4. Mount a gfs2 file system on the same 4 nodes.
5. On the fifth node, do five mounts of different file systems.
mount -tgfs /dev/Smoke_Cluster/Smoke_Cluster2 /mnt/SmokeCluster2/
mount -tgfs /dev/Smoke_Cluster/Smoke_Cluster3 /mnt/SmokeCluster3/
mount -tgfs /dev/Smoke_Cluster/Smoke_Cluster4 /mnt/SmokeCluster4/
mount -tgfs /dev/Smoke_Cluster/Smoke_Cluster5 /mnt/SmokeCluster5/
mount -tgfs /dev/Smoke_Cluster/Smoke_Cluster6 /mnt/SmokeCluster6/
The first four mounts work correctly.
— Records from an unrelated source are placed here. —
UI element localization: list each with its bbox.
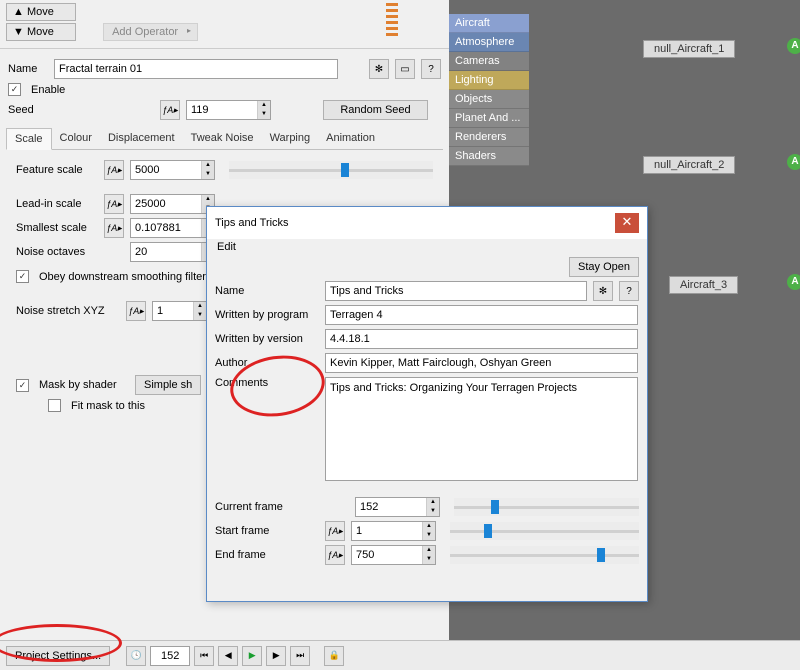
seed-spin[interactable]: ▲▼ bbox=[186, 100, 271, 120]
current-frame-slider[interactable] bbox=[454, 498, 639, 516]
cat-shaders[interactable]: Shaders bbox=[449, 147, 529, 166]
dlg-version-label: Written by version bbox=[215, 333, 319, 345]
tab-scale[interactable]: Scale bbox=[6, 128, 52, 150]
seed-label: Seed bbox=[8, 104, 48, 116]
tab-animation[interactable]: Animation bbox=[318, 128, 383, 149]
play-icon[interactable]: ▶ bbox=[242, 646, 262, 666]
clock-icon[interactable]: 🕓 bbox=[126, 646, 146, 666]
name-label: Name bbox=[8, 63, 48, 75]
start-frame-input[interactable]: ▲▼ bbox=[351, 521, 436, 541]
dlg-author-label: Author bbox=[215, 357, 319, 369]
noise-stretch-input[interactable]: ▲▼ bbox=[152, 301, 207, 321]
noise-octaves-label: Noise octaves bbox=[16, 246, 98, 258]
project-settings-button[interactable]: Project Settings... bbox=[6, 646, 110, 666]
dlg-version-input[interactable] bbox=[325, 329, 638, 349]
smallest-scale-label: Smallest scale bbox=[16, 222, 98, 234]
preview-icon[interactable]: ▭ bbox=[395, 59, 415, 79]
feature-scale-slider[interactable] bbox=[229, 161, 433, 179]
tab-colour[interactable]: Colour bbox=[52, 128, 100, 149]
dialog-title: Tips and Tricks bbox=[215, 217, 289, 229]
dlg-comments-label: Comments bbox=[215, 377, 319, 389]
tab-tweak-noise[interactable]: Tweak Noise bbox=[183, 128, 262, 149]
end-frame-label: End frame bbox=[215, 549, 319, 561]
func-icon[interactable]: ƒA▸ bbox=[160, 100, 180, 120]
obey-checkbox[interactable] bbox=[16, 270, 29, 283]
cat-aircraft[interactable]: Aircraft bbox=[449, 14, 529, 33]
tab-displacement[interactable]: Displacement bbox=[100, 128, 183, 149]
obey-label: Obey downstream smoothing filter bbox=[39, 271, 206, 283]
cat-cameras[interactable]: Cameras bbox=[449, 52, 529, 71]
feature-scale-label: Feature scale bbox=[16, 164, 98, 176]
dlg-comments-input[interactable]: Tips and Tricks: Organizing Your Terrage… bbox=[325, 377, 638, 481]
cat-lighting[interactable]: Lighting bbox=[449, 71, 529, 90]
name-input[interactable] bbox=[54, 59, 338, 79]
func-icon[interactable]: ƒA▸ bbox=[126, 301, 146, 321]
mask-shader-button[interactable]: Simple sh bbox=[135, 375, 201, 395]
enable-checkbox[interactable] bbox=[8, 83, 21, 96]
end-frame-input[interactable]: ▲▼ bbox=[351, 545, 436, 565]
smallest-scale-input[interactable]: ▲▼ bbox=[130, 218, 215, 238]
enable-label: Enable bbox=[31, 84, 65, 96]
leadin-scale-label: Lead-in scale bbox=[16, 198, 98, 210]
stay-open-button[interactable]: Stay Open bbox=[569, 257, 639, 277]
func-icon[interactable]: ƒA▸ bbox=[325, 521, 345, 541]
current-frame-label: Current frame bbox=[215, 501, 319, 513]
frame-input[interactable] bbox=[150, 646, 190, 666]
func-icon[interactable]: ƒA▸ bbox=[104, 194, 124, 214]
badge-icon: A bbox=[787, 154, 800, 170]
move-up-button[interactable]: ▲ Move bbox=[6, 3, 76, 21]
start-frame-slider[interactable] bbox=[450, 522, 639, 540]
func-icon[interactable]: ƒA▸ bbox=[325, 545, 345, 565]
noise-octaves-input[interactable]: ▲▼ bbox=[130, 242, 215, 262]
noise-stretch-label: Noise stretch XYZ bbox=[16, 305, 120, 317]
tips-dialog: Tips and Tricks ✕ Edit Stay Open Name ✻ … bbox=[206, 206, 648, 602]
badge-icon: A bbox=[787, 38, 800, 54]
cat-atmosphere[interactable]: Atmosphere bbox=[449, 33, 529, 52]
last-frame-icon[interactable]: ⏭ bbox=[290, 646, 310, 666]
start-frame-label: Start frame bbox=[215, 525, 319, 537]
gear-icon[interactable]: ✻ bbox=[593, 281, 613, 301]
edit-menu[interactable]: Edit bbox=[207, 239, 246, 255]
mask-label: Mask by shader bbox=[39, 379, 129, 391]
fit-mask-checkbox[interactable] bbox=[48, 399, 61, 412]
dlg-name-label: Name bbox=[215, 285, 319, 297]
dlg-author-input[interactable] bbox=[325, 353, 638, 373]
tab-bar: Scale Colour Displacement Tweak Noise Wa… bbox=[6, 128, 443, 150]
next-frame-icon[interactable]: ▶ bbox=[266, 646, 286, 666]
prev-frame-icon[interactable]: ◀ bbox=[218, 646, 238, 666]
cat-renderers[interactable]: Renderers bbox=[449, 128, 529, 147]
feature-scale-input[interactable]: ▲▼ bbox=[130, 160, 215, 180]
node-null-aircraft-1[interactable]: null_Aircraft_1 bbox=[643, 40, 735, 58]
first-frame-icon[interactable]: ⏮ bbox=[194, 646, 214, 666]
add-operator-button[interactable]: Add Operator bbox=[103, 23, 198, 41]
dlg-name-input[interactable] bbox=[325, 281, 587, 301]
leadin-scale-input[interactable]: ▲▼ bbox=[130, 194, 215, 214]
node-null-aircraft-2[interactable]: null_Aircraft_2 bbox=[643, 156, 735, 174]
timeline-marker bbox=[386, 0, 398, 36]
cat-objects[interactable]: Objects bbox=[449, 90, 529, 109]
node-aircraft-3[interactable]: Aircraft_3 bbox=[669, 276, 738, 294]
func-icon[interactable]: ƒA▸ bbox=[104, 160, 124, 180]
lock-icon[interactable]: 🔒 bbox=[324, 646, 344, 666]
fit-mask-label: Fit mask to this bbox=[71, 400, 145, 412]
help-icon[interactable]: ? bbox=[421, 59, 441, 79]
cat-planet[interactable]: Planet And ... bbox=[449, 109, 529, 128]
dlg-program-input[interactable] bbox=[325, 305, 638, 325]
dlg-program-label: Written by program bbox=[215, 309, 319, 321]
func-icon[interactable]: ƒA▸ bbox=[104, 218, 124, 238]
badge-icon: A bbox=[787, 274, 800, 290]
close-icon[interactable]: ✕ bbox=[615, 213, 639, 233]
category-list: Aircraft Atmosphere Cameras Lighting Obj… bbox=[449, 14, 529, 166]
bottom-bar: Project Settings... 🕓 ⏮ ◀ ▶ ▶ ⏭ 🔒 bbox=[0, 640, 800, 670]
end-frame-slider[interactable] bbox=[450, 546, 639, 564]
gear-icon[interactable]: ✻ bbox=[369, 59, 389, 79]
mask-checkbox[interactable] bbox=[16, 379, 29, 392]
help-icon[interactable]: ? bbox=[619, 281, 639, 301]
move-down-button[interactable]: ▼ Move bbox=[6, 23, 76, 41]
current-frame-input[interactable]: ▲▼ bbox=[355, 497, 440, 517]
tab-warping[interactable]: Warping bbox=[262, 128, 319, 149]
random-seed-button[interactable]: Random Seed bbox=[323, 100, 428, 120]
The fifth mount hangs
(but you can interrupt it) and the groupd daemon segfaults,
causing the other daemons to stop as well.
You should be able to mount more than 4 gfs mount points.
The groupd daemon was allocating two chunks of memory for node
information relating to the mounts. The array was allocated at 16
entries. When the 17th entry was needed, only one of the arrays
was increased in size. When the second array was used, the segfault
Created attachment 134812 [details]
Proposed patch to fix the problem
Created attachment 134920 [details]
Better patch for mount hangs
The previous patch was still hanging because the pollfd array
that was allocated did not initialize its 'revents'. That caused
the system to try to execute revents that didn't exist, and somehow
that caused the hang. One side-effect was socket write errors in
Also, in the process of debugging this, I learned that the
gfs_controld daemon was also not dynamically growing its pollfd either.
That did have ramifications, but I don't know the full extent of that.
I do know that group_tool -v would not show you the proper list of
groups when gfs_controld did not dynamically grow its list. This
occurred when a node tried to allocate 5 or more gfs mount points.
When gfs_controld is allowed to dynamically grow its pollfd array,
the proper group list is displayed by group_tool.
This improved patch fixes both problems and I've tested it by
mounting ten GFS file systems without a problem.
I highly suspect these problems might have been causing some or
most of the problems encountered by the QE team with the tank
Our original mount hangs seem to be fixed. We'll file new bugs when we run
into new hangs.
Passing through verified to get metric correct.
Moving all RHCS ver 5 bugs to RHEL 5 so we can remove RHCS v5 which never existed.